Illinois Appellate Court Reverses Judgment in Favor of Class Action Plaintiff Because Evidence Demonstrated that Plaintiff Suffered no Damages and Because Trial Court’s Calculation of Damages was Flawed
A law firm filed a class action in Illinois state court against suppliers of legal products to law firms alleging Illinois and Minnesota statutory consumer fraud claims based on the allegation the defendants “add[ed], on a pro rata basis, a $6 per CD-ROM shipping-and-handling charge to the monthly billing statements sent to the plaintiff pursuant to a subscription agreement . . . without identifying the added charge and in contravention of the defendants’ previous practice of not charging customers for shipping and handling.” Smith, Allen, Mendenhall, Emons & Selby v. The Thomson Corp., ___ N.E.2d ___, 2006 WL 2947653 (Ill.App. October 26, 2006) [Slip Opn., at 2]. Following a bench trial, the court entered an $8.5 million judgment in favor of plaintiff, but denied prejudgment interest and attorney fees. Plaintiff appealed the limitation on its award; defense attorneys cross-appealed from the underlying judgment. Id., at 1. The Appellate Court reversed the underlying judgment, rendering plaintiff’s appeal moot.
The Appellate Court recognized the heavy burden that must be met to reverse a judgment for lack of evidence, acknowledging that such reversal is warranted “only when an opposite conclusion is apparent or when finding appear to be unreasonable, arbitrary, or not based upon the evidence presented at trial.” Slip Opn., at 2. Despite this difficult burden, the Court concluded that “many reasons exist to reverse the order of the trial court,” id. The “most fundamental” of these reasons is that plaintiff failed to establish that it had suffered any damages. Id. The Court summarized the testimony of a named partner in the plaintiff law firm stating that “he (1) recognized the price increase, (2) conducted a cost-benefit analysis, and (3) chose to continue receiving the CD-ROMs.” Id. This testimony established “that the firm had not suffered any damages.” Id.

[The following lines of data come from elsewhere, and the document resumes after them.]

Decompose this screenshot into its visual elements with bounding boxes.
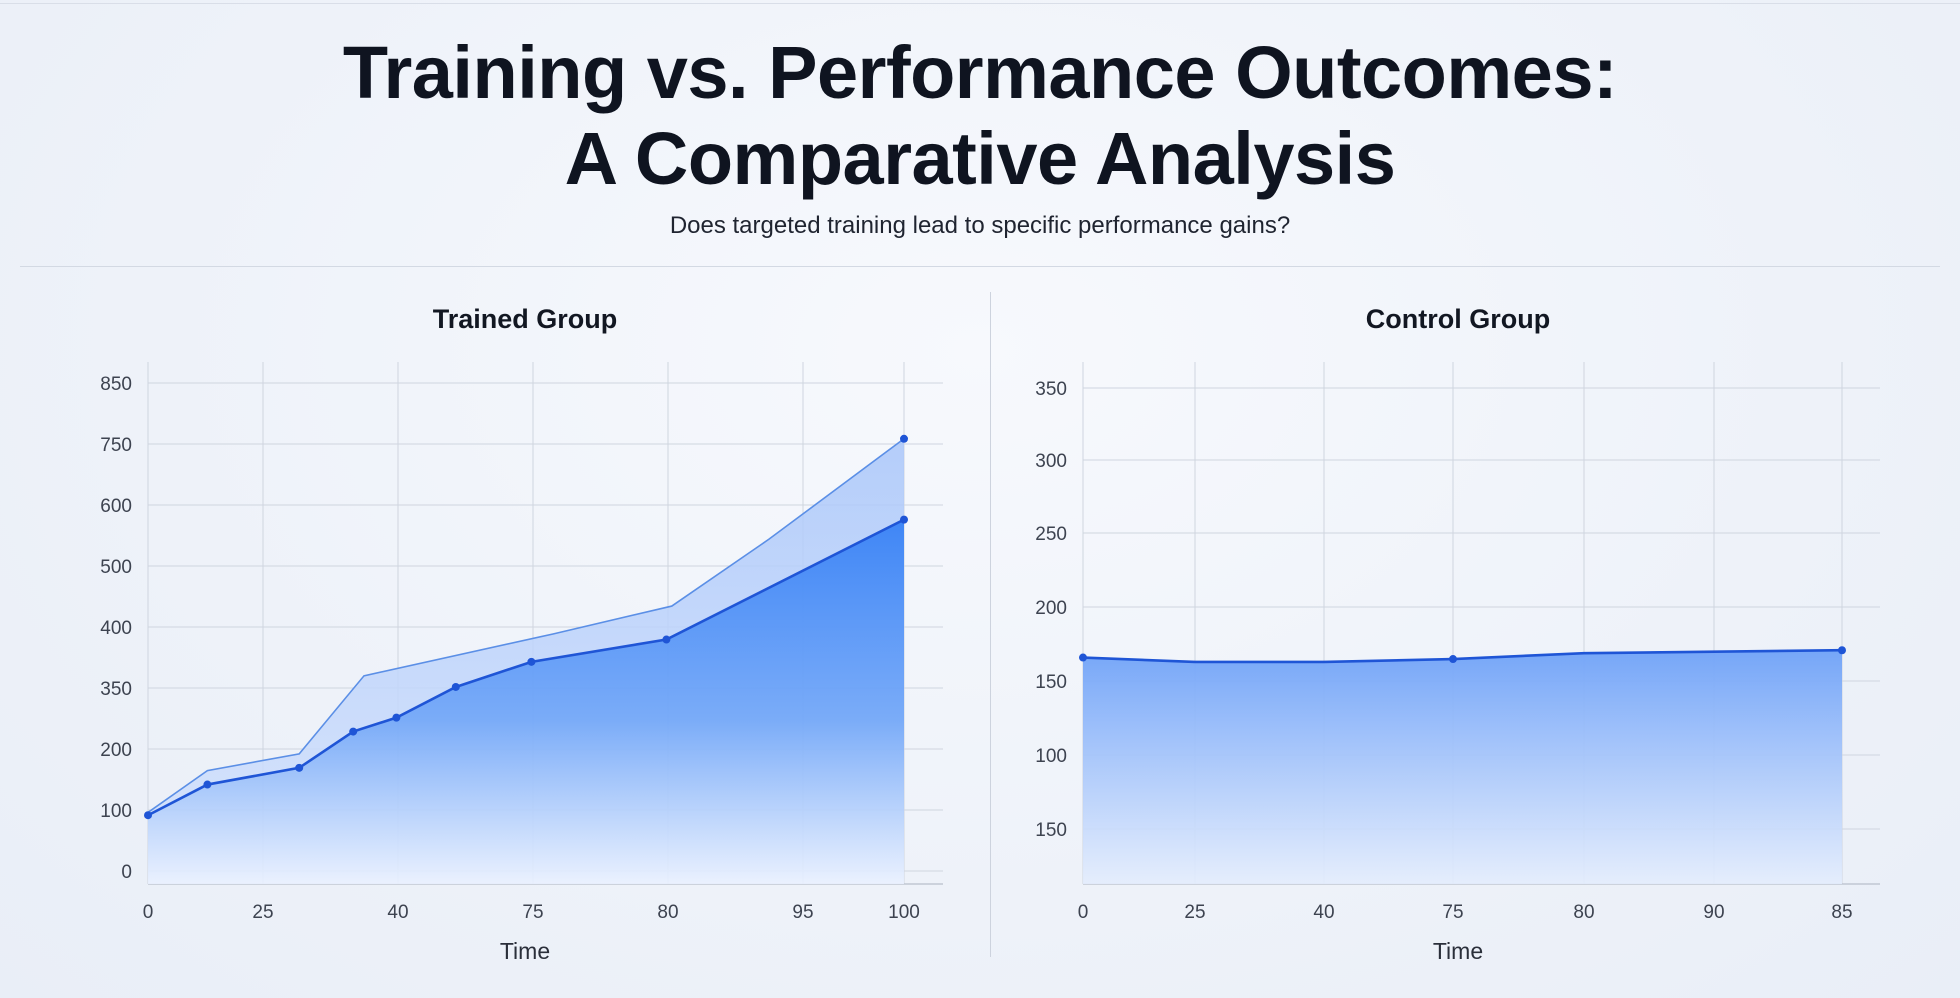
control-x-tick-2: 40 (1313, 902, 1334, 923)
top-border (0, 3, 1960, 4)
trained-y-tick-5: 350 (100, 679, 132, 700)
trained-y-tick-4: 400 (100, 618, 132, 639)
trained-point-3 (349, 727, 358, 736)
page-subtitle: Does targeted training lead to specific … (669, 212, 1291, 239)
trained-point-4 (392, 713, 401, 722)
trained-upper-band (148, 438, 904, 816)
trained-y-tick-8: 0 (121, 862, 132, 883)
trained-point-0 (144, 811, 152, 820)
control-point-6 (1838, 646, 1846, 655)
trained-chart-title: Trained Group (432, 304, 618, 334)
control-point-0 (1079, 653, 1087, 662)
trained-point-6 (527, 657, 536, 666)
control-y-tick-1: 300 (1035, 451, 1067, 472)
control-area (1083, 650, 1842, 884)
trained-point-5 (451, 682, 460, 691)
control-x-tick-6: 85 (1831, 902, 1852, 923)
trained-x-axis-label: Time (500, 938, 550, 964)
trained-y-tick-3: 500 (100, 557, 132, 578)
header-divider (20, 266, 1940, 267)
trained-point-1 (203, 780, 212, 789)
control-y-tick-5: 100 (1035, 746, 1067, 767)
control-y-tick-6: 150 (1035, 820, 1067, 841)
control-x-tick-3: 75 (1442, 902, 1463, 923)
trained-y-tick-7: 100 (100, 801, 132, 822)
control-y-tick-2: 250 (1035, 524, 1067, 545)
trained-y-tick-2: 600 (100, 496, 132, 517)
control-y-tick-4: 150 (1035, 672, 1067, 693)
control-x-axis-label: Time (1433, 938, 1483, 964)
panel-divider (990, 292, 991, 957)
trained-y-tick-6: 200 (100, 740, 132, 761)
control-x-tick-1: 25 (1184, 902, 1205, 923)
trained-upper-line (147, 438, 905, 814)
trained-point-2 (295, 763, 304, 772)
trained-x-tick-0: 0 (143, 902, 154, 923)
trained-x-tick-2: 40 (387, 902, 408, 923)
control-y-tick-0: 350 (1035, 379, 1067, 400)
title-line-1: Training vs. Performance Outcomes: (342, 31, 1618, 114)
page-title: Training vs. Performance Outcomes: A Com… (0, 30, 1960, 202)
control-y-tick-3: 200 (1035, 598, 1067, 619)
trained-y-tick-0: 850 (100, 374, 132, 395)
control-x-tick-4: 80 (1573, 902, 1594, 923)
title-line-2: A Comparative Analysis (564, 117, 1396, 200)
control-chart-title: Control Group (1365, 304, 1551, 334)
control-x-tick-5: 90 (1703, 902, 1724, 923)
control-x-tick-0: 0 (1078, 902, 1089, 923)
trained-x-tick-6: 100 (888, 902, 920, 923)
trained-x-tick-1: 25 (252, 902, 273, 923)
trained-point-7 (662, 635, 671, 644)
trained-x-tick-3: 75 (522, 902, 543, 923)
trained-x-tick-5: 95 (792, 902, 813, 923)
trained-point-8 (900, 515, 908, 524)
control-point-3 (1449, 655, 1457, 664)
trained-x-tick-4: 80 (657, 902, 678, 923)
trained-y-tick-1: 750 (100, 435, 132, 456)
trained-upper-end-point (900, 434, 908, 443)
trained-area (148, 519, 904, 884)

The Appellate Court also explained that the manner in which the trial court calculated damages would have compelled reversal in any event. The trial court “reach[ed] the astronomical sum” of $8.5 million in damages by accepting plaintiff’s claim that mailing sleeves cost 23¢ each and the drop-shipping charge for each CD-ROM was 87¢ and thus used a $1.10 as the “actual cost” that should have been charged per CD-ROM. This figure entirely ignored the additional costs that plaintiff admitted were properly part of the handling and shipping charge, “such as the costs of employees who pick CD-ROMs from warehouse shelves and place them into packages.” Slip Opn., at 4. This failure “constitutes a secondary, independent ground for reversal of the trial court’s order.” Id.